It was January in Minnesota and a blizzard was coming down in full force. But while the air outside was cold, the atmosphere inside Pachyderm Recording Studio was warm as modern jazz group Atlantis Quartet recorded their new album, Hello Human, which was just released today.
Having been a band for 12 years, Atlantis Quartet are one of the most well-respected jazz groups in the Twin Cities — but, as in any relationship, being together as a band for so long has not been without challenges. After releasing a new album every other year for the first four albums and rehearsing multiple times a week, the members of the band were beginning to feel a little burnt out. On top of it all, three of the four members became fathers for the first time, adding parenthood to the list of responsibilities on all of their minds.
After a few years off from producing an album, the quartet were ready to record Hello Human in January. They had planned to record at Pachyderm Recording Studio, but what they didn’t know was that once they got there, they would be basically snowed in for the weekend. With a house on the property, the band stayed at the studio while they recorded the album and not being able to go anywhere gave them the chance they needed to reconnect as bandmates and as friends.
“Pachyderm was a good choice for that. It just allowed us to hang and, you know, eat together,” bassist Chris Bates said. “The energy of, ‘Oh yeah, Chris is cooking tacos’ and everyone else is just hanging out or helping and everyone’s relaxing with just the four of us. They’ve never seen me cook meals before, it’s just not something that happens. Occasionally we do that sort of thing, but it just doesn’t happen as much, just having a normal life with your friends.”
Although the band released their digital anthology, X, in 2016, Hello Human will be the first official album Atlantis Quartet have released since Expansion in 2013. In 2015 the band received a grant from the McKnight Foundation to record the album, but they weren’t ready to start working on it right away. The trip to Pachyderm came after a break the band took, where each of the members had a chance to reflect on the work they’ve done together and whether or not they wanted to continue with it.
“There was a time when we were rehearsing at least once a week and trying to push the music as hard as we could and playing as much as we possibly could and also making sure we were putting out a record at least every other year. After doing that for four records, each record is expensive and time-consuming and kind of stressful to get out there,” saxophonist Brandon Wozniak said. “Having that break after those four records was really good for everyone to sit back and decide if this was really something they wanted to continue doing. I know I myself had doubts about how long I wanted to stay in the group. I’m a person who is has always thrived on progression and I stopped hearing a certain kind of progression in my own playing or in my own approach to the music where I was afraid I was becoming stale.”
Looking back, Wozniak said he noticed that the stressors they faced together and in their own lives influenced the way they treated each other and that the material they were bringing in to rehearsals tended to be more individually focused. But since then, he’s noticed that becoming parents has helped all of the group members communicate better and have more patience with each other.
“All of these guys I’m happy to say are great fathers who really love their kids and take time to nurture those relationships. Doing that, it forces you to re-evaluate all your relationships, how you listen to people and the time you take to try and be a little bit more open and understanding,” Wozniak said. “I think that’s where we are as a band and when you listen to the record you can hear that a little bit. It may not be as fiery as some of the other records we’ve put out but I just think that’s where we are and I don’t think it’s a bad thing.”

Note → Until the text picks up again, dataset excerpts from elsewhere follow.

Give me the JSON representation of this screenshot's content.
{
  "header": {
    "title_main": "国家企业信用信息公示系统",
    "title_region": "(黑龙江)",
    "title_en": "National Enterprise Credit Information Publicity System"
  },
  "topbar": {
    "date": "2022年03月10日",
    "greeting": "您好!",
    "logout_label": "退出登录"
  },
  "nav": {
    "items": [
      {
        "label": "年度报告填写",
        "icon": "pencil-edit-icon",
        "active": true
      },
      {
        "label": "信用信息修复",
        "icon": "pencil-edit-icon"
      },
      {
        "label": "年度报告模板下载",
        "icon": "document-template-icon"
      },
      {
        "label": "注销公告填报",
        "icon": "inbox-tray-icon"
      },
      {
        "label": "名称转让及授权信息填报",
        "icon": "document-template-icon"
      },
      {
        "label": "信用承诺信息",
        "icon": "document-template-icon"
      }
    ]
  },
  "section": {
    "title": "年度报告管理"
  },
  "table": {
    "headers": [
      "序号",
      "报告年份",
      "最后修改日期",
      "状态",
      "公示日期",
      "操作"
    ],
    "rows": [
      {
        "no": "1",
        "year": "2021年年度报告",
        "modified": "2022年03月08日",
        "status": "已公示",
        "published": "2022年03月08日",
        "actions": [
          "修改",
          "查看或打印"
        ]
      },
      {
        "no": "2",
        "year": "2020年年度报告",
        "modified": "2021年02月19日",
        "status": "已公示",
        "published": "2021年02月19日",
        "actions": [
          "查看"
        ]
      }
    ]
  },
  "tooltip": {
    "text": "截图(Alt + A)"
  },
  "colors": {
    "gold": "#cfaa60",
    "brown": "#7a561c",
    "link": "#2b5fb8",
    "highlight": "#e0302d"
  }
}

That willingness to be more opening and understanding of each other has even changed the way each musician writes for Atlantis Quartet. Before, the members of the band were just bringing in any tunes that they had written and liked for the band to play, but now they’re more specific about writing tunes for Atlantis Quartet and are thinking of each other while they write, something drummer Pete Henning has seen change in himself.
“When I used to write music I didn’t really have any particular ensemble in mind, it was just writing notes that sound good to me and not really having any agenda,” Henning said. “I write with those specific people in mind. It took me a long time to realize that a saxophonist needs to breathe (laughs) and I should leave some space in my melody so Brandon can actually play this thing and not be upset with me. So that’s one thing. And everyone has their own unique voice and I try to think about that when I’m composing for the group.”
Now that Hello Human is out, Atlantis Quartet are planning on keeping things going. The band are having a release show for the album on Nov. 23 at Vieux Carre and there’s talk of a possible tour, something they haven’t been able to do in a while.
“Sometimes I miss just being with the guys, which I think is part of our concept behind the album and behind the recording session that we did. We’re calling it Hello Human, which is the title of one of Chris’ songs on the record and I think that it kind of functions on several different levels conceptually,” guitarist Zacc Harris said. “One is that we went through this period of welcoming these new humans to the world and our families, but also when we did this recording session what we wanted to do was kind of get away from everything for a little bit. So it was on that level too. The album title is just as everyone gets busy and as the world seems to get more complicated and busy, just taking that time to connect with the people that are right there in front of you.”
Simone Cazares is a student at Saint Paul College. Originally from Miami, Fla., she survives Minnesota’s cruel winters by immersing herself in the Twin Cities music scene.